Sharing a spread with this picture is "Richard, N.Y.C., 1978," which is likewise calculated to shred all the niceties of critical palaver. It shows a penis and testicles lashed cruciform to a board, no more and no less. The viewer here is simultaneously pushed into outer darkness and forced to experience vicarious pain, a palliative middle distance being only marginally achievable by dryly considering the relative textures of wood, metal, cord, pubic hair, and stretched, blood-engorged, capillary-striated skin. Good luck.
Here as elsewhere, it is difficult to assess just how Mapplethorpe intends his title to be taken. Danto founds his case for Mapplethorpe on the principle of consent—that Mapplethorpe was not a voyeur like Gary Winogrand or a stalker (his word) like Cartier-Bresson or a betrayer of confidences like Diane Arbus. This is true enough; all his published pictures feature fully informed models who signed releases, and all that they depict was carefully staged (they are not photographs of sex, but of sexual displays).
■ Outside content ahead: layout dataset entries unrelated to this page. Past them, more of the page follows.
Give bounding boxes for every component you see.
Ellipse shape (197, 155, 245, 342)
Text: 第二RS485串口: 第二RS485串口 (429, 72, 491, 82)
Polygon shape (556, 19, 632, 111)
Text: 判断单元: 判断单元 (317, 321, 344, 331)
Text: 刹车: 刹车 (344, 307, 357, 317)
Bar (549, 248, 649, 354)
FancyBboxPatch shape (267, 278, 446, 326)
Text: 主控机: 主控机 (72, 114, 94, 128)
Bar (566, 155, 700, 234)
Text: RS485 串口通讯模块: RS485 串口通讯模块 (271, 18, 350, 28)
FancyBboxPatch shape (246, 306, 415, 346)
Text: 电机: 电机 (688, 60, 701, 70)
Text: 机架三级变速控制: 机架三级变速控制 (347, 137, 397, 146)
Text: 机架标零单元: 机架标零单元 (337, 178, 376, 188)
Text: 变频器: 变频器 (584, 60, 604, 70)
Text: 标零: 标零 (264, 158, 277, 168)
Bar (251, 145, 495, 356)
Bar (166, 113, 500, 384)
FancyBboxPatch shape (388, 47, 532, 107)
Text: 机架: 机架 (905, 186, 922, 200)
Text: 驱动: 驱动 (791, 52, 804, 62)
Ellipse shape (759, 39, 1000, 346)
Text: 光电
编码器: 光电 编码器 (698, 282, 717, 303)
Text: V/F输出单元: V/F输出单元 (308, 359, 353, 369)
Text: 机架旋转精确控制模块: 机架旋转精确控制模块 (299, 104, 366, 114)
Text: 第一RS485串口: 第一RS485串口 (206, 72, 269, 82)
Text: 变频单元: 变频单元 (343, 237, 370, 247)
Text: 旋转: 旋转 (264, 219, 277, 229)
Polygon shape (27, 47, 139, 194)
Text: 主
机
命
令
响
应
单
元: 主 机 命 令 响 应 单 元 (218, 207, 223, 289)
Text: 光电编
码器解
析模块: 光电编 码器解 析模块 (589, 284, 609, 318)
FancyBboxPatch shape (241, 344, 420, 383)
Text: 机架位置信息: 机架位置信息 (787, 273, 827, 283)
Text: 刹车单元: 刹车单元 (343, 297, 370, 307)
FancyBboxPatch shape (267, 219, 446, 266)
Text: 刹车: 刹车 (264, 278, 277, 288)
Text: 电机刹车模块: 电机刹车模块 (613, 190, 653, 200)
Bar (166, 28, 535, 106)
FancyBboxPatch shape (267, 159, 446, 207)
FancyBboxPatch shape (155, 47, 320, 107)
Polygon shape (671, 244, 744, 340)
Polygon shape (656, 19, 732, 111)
But Danto cites Winogrand's kamikaze shots of nameless women on the street as products of a predatory tactic that is tantamount to rape-by-lens (neglecting to mention that Winogrand operated identically when photographing society people, ranchers, politicians, writers, cars, lampposts, parking lots), and contrasts their heartless anonymity with Mapplethorpe's respect for his subjects as demonstrated by his titles:Even when all we are shown is a nude torso, cropped, like that of Lydia Cheng, at the knee and neck, so that the body looks altogether impersonal, it is given an identity and an owner: it is the body of a particular woman who consented to be shown nude.Perhaps this is so, although it is disconcerting that of all the many pictures he took of Lydia Cheng, not one shows her face [. . .]. When it comes to his pictures of individual precincts of male anatomy, the message seems more deliberately mixed. A penis can be simply "Cock," or it can be "Lou" (according credit to its namesake for the hair-raising feat of inserting his little finger past the first knuckle into his urethra), or it can be "Mark Stevens" (a celebrity phallus). Or it can be "Richard," which seems to mean (besides any considerations of the fact that Richard might not want his face and his tortured member to appear in the same shot, although he is proud of it) that Richard is equivalent to his trussed penis, that his spirit resides within it, that he is thereby exceptional among the endless parade of nameless meat in the back room. [. . .]
Finally, should we expect naming to carry the same weight and perform the same function across the various genres of photography ~ photojournalism, propaganda (bookkeeping), documentary, art.